Optimisation of conditional-VaR in an actuarial model for credit risk assuming a student copula dependence structure

In this paper we present a model for the valuation of the risk of credit portfolios. It uses both traditional tools of credit risk valuations and more recent ones like copula functions and Conditional VaR theory. The model we propose is based on some key assumptions we here summarise: first of all, the risk of default is modelled using the time-until-default of an exposure; moreover the hazard rates are random variables whose values follow gamma distributions coherently with CreditRisk+ proposed by Credit Suisse and others; recovery rates themselves are supposed to be stochastic (following a Beta distribution). The main aspect of our proposal is the introduction of credit migration in the context of an intensity-based model with copula function dependence structure (we use a Student copula to model correlations between the obligors).

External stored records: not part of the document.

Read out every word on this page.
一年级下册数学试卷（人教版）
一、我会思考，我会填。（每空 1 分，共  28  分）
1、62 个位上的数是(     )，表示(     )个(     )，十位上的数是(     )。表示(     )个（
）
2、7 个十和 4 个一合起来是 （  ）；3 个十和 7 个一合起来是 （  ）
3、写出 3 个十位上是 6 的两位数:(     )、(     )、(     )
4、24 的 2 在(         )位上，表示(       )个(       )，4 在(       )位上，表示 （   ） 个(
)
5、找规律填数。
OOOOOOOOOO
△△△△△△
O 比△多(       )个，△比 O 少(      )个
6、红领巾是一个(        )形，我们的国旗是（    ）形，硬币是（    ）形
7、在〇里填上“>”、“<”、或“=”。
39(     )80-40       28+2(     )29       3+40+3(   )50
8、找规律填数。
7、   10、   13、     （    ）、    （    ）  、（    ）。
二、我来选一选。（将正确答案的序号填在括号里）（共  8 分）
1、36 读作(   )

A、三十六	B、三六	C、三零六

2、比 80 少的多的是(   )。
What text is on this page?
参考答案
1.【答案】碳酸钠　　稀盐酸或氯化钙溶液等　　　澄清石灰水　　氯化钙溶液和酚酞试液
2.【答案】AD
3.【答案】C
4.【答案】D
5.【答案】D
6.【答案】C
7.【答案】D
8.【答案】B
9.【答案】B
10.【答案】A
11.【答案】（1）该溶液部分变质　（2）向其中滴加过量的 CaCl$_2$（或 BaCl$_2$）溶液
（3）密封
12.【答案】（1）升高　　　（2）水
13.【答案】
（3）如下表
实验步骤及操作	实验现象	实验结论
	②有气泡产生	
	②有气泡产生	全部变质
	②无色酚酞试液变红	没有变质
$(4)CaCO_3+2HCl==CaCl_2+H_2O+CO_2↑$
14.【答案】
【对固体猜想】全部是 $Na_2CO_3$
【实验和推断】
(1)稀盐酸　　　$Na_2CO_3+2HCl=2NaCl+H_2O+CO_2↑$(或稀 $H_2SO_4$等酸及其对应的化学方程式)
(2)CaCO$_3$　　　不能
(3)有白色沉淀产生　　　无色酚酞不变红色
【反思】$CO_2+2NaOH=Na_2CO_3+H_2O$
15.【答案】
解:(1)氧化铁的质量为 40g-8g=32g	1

This permits to quantify the loss distribution of the portfolio and to calculate some useful indexes of risk for the probability distribution of the values of the portfolio: expectation, variance, alpha-VaR, and, following Rockafellar & Uryasev, the alpha-conditional VaR (alpha-CVaR) of the portfolio itself. The final aim of the model is to present a more flexible and realistic approach to valuation and management of the risk of credit portfolios. Infact, in comparison with the traditional approaches, we remove some restrictive assumptions and try to generalize the valuation scheme (i.e. CreditMetrics considers constant hazard rates while CreditRisk+ takes into account constant recovery rates with no credit migrations). We conclude the article with a large numerical example in order to test the model.